The whole system takes 2–3 sprints to ship. Results show up within 30 days: sales works fewer leads, but each one converts at a higher rate. That’s the point of Product-Led Growth — the product does the qualification work, so your team doesn’t have to.
Need help building a PQL scoring model? I help startups build AI products and automate processes — belov.works.
FAQ
How do you handle PQL scoring for a B2B product where multiple users from the same company are active on the free plan?
Aggregate at the company domain level, not the individual user level. Sum or average scores across all users from the same domain, and add a multiplier for team size — five active users from acme.com is a stronger signal than one user with a higher individual score. The SQL pattern is to GROUP BY company_domain and treat the account as the scoring unit. Individual user scores still matter for personalizing the sales briefing, but the tier assignment should reflect account-level behavior.
What’s the minimum viable version of PQL scoring a two-person startup can ship in a week?

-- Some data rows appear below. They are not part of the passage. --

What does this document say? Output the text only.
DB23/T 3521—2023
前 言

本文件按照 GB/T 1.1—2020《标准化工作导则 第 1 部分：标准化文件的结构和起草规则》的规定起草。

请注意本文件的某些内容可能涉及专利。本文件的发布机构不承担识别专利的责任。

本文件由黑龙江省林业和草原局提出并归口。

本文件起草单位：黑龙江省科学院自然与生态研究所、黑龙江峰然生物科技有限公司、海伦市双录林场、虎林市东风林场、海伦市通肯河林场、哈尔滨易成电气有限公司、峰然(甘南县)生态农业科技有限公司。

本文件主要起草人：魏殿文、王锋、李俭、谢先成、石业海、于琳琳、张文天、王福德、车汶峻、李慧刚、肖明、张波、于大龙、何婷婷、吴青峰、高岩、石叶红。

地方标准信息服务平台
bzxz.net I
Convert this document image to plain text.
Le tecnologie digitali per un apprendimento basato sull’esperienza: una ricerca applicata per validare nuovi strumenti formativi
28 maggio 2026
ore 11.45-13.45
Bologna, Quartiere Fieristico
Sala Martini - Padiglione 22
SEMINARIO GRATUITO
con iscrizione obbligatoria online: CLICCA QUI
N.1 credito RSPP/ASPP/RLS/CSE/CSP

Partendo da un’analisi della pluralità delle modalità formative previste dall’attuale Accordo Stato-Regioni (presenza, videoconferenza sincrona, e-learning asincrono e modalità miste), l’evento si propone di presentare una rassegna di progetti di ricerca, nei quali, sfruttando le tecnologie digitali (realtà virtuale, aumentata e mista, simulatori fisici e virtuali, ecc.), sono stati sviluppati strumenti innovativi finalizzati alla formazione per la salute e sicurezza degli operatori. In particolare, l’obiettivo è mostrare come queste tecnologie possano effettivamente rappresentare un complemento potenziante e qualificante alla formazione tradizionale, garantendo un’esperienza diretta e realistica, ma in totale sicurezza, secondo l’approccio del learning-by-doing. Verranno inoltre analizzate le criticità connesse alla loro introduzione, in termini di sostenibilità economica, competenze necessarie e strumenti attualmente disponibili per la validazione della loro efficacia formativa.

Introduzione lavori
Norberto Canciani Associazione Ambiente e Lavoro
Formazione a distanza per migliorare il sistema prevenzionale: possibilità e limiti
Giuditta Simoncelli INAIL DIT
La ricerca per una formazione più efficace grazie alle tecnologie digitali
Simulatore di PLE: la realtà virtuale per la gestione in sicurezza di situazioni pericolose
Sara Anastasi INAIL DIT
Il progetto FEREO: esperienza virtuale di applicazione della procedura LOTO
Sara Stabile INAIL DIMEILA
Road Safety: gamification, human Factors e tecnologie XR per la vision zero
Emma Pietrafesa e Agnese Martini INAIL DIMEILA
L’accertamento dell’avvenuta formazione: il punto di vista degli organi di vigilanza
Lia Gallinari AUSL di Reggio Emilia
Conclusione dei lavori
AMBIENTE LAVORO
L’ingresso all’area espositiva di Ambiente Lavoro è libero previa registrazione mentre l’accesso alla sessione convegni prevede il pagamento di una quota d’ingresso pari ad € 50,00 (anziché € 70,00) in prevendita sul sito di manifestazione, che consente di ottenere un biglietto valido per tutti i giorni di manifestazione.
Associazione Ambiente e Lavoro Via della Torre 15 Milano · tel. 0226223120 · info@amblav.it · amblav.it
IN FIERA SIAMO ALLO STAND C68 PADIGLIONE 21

Start with a single binary rule: if a user has completed at least two specific activation events within 14 days AND used a work-domain email, flag them as a PQL. No weights, no tiers, no LLM enrichment. Export the list weekly to a spreadsheet and have the founder call each person. This produces 80% of the value of a full scoring model and takes a day to implement. Layer in the full SQL-based scoring once you’ve validated that activation events actually predict conversion in your product.
How does PQL scoring interact with self-serve and product-led sales motions — should it apply to both?
Yes, but with different outputs. For self-serve (user converts without sales contact), PQL scoring drives in-product triggers: which upsell message to show, when to surface the pricing page, what feature to unlock in a trial. For product-led sales (a human reaches out), PQL scoring tells the rep who to contact and what to say. The same underlying score powers both motions — the difference is in what action fires when a user crosses a threshold.